Nós sabemos do ataque do corsário Holandês Joris Van Spilbergen de 1615, em cujo livro de viagens nos é apresentada uma
gravura conhecida como "St Vicent", onde podemos reconhecer a baia de Santos com uma nave possivelmente espanhola em chamas indo a pique. Esse é o mais interessante relato que me chamou a atenção, pois naquele local é que
se encontram semienterrados, no leito marinho, os restos de um naufrágio, segundo o relato do mergulhador Rony Peterson V. Neves.
Indo pescar, como é seu lazer, sua rede de pesca ficou presa ao leito do mar, conhecendo bem o local ele mergulhou e encontrou uma ancora
antiga... julgando ser perdida por alguma embarcação, soltou sua rede e içou a âncora com muito custo para seu barco, deixando-a em um clube de Santos onde repousa no jardim como adorno.
Ao verificar novo problema com sua rede, Rony Peterson mergulhou e, para sua surpresa, encontrou os restos de uma embarcação que
estaria semienterrada aproximadamente três metros no solo marinho, com a proa destruída e o castelinho mal conservado; havia muitas cavilhas de bronze, uma das quais ele me mostrou, assim me fazendo conhecer do que se trata.
Logo depois, durante um mergulho, ele encontrou e trouxe uma xícara de porcelana com o número 1614, não sabendo ele se isso era um
número ou data de fabricação; infelizmente esse objeto foi dele roubado. Informa ele ainda que o canal da dragagem está próximo da embarcação e que os navios que entram no porto de Santos passam por cima dos restos, que estão apodrecendo
rapidamente, sendo possível retirar pedaços com a força das mãos.
Restos possivelmente da barca Itapema, usada na travessia Santos-Guarujá por muitos anos
Foto em 2/5/2009, cedida a Novo Milênio pelo professor e pesquisador
Francisco Carballa
Desconhecendo a existência desses objetos, ele não encontrou o sino ou algum canhão onde constasse o nome de tal embarcação, como
seria o costume em muitos navios. É possível que, durante o naufrágio, tais objetos tivessem caído ao mar em outro ponto, até pelo fogo ter destruído a madeira de sustentação, podendo ser que tais objetos simplesmente não estivessem a bordo.

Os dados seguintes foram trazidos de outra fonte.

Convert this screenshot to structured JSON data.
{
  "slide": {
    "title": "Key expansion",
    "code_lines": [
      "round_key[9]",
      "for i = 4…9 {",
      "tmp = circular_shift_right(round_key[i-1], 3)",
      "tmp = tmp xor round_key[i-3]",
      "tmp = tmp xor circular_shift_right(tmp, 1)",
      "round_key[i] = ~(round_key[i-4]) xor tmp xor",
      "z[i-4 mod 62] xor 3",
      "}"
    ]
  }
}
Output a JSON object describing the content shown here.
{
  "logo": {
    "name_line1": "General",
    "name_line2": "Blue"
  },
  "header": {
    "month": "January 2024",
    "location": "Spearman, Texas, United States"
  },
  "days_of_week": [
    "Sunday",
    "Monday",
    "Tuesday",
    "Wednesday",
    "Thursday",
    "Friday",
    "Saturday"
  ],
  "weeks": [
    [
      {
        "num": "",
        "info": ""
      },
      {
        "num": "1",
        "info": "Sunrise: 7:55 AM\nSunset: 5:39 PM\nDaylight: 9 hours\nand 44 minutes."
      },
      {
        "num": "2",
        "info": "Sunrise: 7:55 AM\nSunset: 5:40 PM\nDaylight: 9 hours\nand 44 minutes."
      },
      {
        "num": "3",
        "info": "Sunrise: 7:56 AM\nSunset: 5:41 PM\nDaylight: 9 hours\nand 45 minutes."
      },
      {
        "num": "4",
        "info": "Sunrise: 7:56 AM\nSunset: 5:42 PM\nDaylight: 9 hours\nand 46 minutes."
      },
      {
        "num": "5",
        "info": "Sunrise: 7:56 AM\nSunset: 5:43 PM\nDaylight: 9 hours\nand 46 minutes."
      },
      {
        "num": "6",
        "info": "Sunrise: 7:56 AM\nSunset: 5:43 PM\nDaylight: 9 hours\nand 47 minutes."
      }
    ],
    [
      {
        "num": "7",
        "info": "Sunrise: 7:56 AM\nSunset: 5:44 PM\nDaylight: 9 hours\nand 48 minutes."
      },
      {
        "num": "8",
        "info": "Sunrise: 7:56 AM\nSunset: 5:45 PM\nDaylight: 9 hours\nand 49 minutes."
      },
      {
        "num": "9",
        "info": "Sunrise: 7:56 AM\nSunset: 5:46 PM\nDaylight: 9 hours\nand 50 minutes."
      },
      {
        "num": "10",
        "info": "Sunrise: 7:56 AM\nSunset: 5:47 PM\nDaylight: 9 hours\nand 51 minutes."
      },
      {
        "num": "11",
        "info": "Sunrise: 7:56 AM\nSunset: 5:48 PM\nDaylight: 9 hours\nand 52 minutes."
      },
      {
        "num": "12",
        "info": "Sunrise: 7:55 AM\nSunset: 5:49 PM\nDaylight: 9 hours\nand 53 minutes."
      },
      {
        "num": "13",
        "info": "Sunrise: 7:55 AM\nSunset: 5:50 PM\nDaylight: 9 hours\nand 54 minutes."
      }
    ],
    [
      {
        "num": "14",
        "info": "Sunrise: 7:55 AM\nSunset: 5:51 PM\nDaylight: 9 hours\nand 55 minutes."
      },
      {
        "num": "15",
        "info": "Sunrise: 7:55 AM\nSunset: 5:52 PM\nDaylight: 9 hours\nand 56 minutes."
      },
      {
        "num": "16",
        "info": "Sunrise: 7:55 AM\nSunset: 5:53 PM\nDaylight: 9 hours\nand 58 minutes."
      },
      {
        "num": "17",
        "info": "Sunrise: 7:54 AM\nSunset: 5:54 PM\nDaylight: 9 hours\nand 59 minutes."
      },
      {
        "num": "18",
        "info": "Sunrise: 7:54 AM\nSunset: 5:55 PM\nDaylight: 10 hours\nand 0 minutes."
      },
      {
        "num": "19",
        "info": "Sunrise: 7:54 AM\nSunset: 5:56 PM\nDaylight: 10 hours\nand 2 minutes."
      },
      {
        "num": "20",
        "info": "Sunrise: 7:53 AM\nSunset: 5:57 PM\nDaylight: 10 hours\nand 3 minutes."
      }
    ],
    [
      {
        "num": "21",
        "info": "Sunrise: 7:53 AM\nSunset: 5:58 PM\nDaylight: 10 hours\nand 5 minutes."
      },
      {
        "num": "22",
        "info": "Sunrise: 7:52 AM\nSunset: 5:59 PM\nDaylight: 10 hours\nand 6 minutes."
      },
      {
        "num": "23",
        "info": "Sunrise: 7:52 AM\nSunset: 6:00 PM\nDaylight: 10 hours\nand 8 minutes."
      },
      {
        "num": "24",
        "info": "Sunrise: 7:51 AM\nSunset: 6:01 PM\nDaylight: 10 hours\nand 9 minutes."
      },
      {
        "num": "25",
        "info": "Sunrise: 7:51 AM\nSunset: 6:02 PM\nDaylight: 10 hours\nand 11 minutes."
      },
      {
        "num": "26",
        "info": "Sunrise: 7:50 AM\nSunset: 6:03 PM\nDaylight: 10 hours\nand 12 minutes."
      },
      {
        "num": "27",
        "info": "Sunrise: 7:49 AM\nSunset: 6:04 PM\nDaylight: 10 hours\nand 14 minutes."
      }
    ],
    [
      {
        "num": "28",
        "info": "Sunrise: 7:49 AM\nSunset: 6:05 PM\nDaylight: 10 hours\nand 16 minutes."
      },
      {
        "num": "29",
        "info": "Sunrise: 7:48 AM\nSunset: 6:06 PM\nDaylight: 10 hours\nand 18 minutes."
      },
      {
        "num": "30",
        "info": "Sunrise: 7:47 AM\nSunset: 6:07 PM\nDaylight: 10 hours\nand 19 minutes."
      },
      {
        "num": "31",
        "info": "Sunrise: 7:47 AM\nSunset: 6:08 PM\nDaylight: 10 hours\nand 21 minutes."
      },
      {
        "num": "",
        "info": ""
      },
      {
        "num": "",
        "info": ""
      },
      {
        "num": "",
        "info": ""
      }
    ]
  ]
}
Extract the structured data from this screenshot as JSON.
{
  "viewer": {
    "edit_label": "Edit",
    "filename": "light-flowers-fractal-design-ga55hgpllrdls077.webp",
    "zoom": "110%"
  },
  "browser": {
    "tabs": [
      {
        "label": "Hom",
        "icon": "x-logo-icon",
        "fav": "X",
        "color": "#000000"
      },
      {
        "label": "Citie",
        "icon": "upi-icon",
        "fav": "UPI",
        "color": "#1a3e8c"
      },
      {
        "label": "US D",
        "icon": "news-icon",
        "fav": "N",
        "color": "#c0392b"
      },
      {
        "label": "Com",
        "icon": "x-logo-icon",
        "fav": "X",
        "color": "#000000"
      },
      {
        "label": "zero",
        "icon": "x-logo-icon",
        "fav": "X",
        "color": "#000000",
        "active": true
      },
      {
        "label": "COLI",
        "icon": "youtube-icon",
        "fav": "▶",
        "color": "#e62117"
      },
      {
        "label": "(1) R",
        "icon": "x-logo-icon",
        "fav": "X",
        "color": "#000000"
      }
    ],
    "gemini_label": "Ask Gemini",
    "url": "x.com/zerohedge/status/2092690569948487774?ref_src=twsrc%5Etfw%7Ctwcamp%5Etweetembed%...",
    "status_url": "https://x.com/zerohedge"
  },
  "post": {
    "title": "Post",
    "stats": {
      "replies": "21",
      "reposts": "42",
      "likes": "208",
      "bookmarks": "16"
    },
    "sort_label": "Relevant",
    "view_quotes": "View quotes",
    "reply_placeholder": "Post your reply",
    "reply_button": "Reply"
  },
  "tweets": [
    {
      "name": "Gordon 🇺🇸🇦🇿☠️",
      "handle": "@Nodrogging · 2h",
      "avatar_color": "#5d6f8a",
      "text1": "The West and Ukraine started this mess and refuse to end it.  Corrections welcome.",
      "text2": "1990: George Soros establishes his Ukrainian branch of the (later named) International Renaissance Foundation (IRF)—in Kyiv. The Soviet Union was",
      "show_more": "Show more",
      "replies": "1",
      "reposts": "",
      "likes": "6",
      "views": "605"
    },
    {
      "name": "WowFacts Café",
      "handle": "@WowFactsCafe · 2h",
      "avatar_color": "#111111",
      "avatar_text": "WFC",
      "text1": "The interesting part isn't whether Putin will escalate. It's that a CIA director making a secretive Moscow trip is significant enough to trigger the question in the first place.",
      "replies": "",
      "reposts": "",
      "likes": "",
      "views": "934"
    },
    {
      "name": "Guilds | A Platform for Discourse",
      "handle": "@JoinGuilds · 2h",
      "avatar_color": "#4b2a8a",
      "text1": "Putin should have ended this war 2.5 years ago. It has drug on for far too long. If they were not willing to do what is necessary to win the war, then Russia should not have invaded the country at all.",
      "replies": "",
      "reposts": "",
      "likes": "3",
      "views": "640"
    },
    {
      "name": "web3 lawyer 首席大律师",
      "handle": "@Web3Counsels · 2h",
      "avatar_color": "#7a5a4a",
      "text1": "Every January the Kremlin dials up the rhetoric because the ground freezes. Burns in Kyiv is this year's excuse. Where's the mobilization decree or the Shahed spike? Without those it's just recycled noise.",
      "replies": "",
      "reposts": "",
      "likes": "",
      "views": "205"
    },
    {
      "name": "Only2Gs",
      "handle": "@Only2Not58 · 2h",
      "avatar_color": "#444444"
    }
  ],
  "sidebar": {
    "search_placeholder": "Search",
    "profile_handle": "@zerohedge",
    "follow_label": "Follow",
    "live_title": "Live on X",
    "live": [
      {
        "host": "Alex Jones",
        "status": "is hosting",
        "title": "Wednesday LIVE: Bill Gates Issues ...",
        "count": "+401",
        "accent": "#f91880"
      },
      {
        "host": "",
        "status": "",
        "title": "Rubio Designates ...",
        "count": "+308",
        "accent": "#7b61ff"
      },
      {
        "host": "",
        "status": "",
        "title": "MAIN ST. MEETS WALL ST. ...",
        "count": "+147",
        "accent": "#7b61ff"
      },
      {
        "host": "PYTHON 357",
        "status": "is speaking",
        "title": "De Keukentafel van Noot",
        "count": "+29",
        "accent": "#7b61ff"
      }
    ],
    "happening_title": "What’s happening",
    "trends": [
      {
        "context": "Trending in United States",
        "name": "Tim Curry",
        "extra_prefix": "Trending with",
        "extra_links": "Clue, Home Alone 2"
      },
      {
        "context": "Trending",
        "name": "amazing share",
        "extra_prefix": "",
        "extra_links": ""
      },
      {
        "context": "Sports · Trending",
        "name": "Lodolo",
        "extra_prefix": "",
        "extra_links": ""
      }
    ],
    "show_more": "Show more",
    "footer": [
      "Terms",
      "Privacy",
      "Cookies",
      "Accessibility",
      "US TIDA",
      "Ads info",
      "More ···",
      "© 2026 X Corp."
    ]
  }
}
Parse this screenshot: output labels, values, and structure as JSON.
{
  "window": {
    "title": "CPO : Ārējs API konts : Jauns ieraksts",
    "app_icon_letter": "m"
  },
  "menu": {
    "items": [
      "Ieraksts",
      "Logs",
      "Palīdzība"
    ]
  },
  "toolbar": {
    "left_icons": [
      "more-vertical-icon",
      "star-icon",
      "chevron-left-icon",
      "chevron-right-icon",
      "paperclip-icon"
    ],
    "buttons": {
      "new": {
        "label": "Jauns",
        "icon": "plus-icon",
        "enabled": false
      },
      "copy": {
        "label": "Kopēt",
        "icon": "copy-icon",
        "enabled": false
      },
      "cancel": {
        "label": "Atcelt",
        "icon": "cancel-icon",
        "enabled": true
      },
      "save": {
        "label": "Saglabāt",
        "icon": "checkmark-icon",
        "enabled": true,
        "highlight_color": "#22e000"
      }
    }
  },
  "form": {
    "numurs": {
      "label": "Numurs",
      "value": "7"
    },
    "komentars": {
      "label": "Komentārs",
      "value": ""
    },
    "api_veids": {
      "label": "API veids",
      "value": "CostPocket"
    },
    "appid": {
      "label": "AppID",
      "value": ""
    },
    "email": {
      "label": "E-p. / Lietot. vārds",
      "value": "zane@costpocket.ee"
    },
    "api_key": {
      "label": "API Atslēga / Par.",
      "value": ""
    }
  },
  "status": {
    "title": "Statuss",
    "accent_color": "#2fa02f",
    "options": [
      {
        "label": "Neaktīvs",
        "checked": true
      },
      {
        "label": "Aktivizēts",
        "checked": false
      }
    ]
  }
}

Existe ainda a necessidade de descobrir do que se trata, e qual a sua importância para nossa cidade e história. Com cautela, para evitar as
especulações de aproveitadores, ele retornou algumas vezes aos restos e fez uma localização aproximada, dizendo que poderia estar entre 9 e 11 metros de profundidade, segundo o tempo e a maré, havendo tempos em que a água fica escura e outros em
que permanece mais clara, sendo ele muito acostumado a mergulhar sem equipamentos.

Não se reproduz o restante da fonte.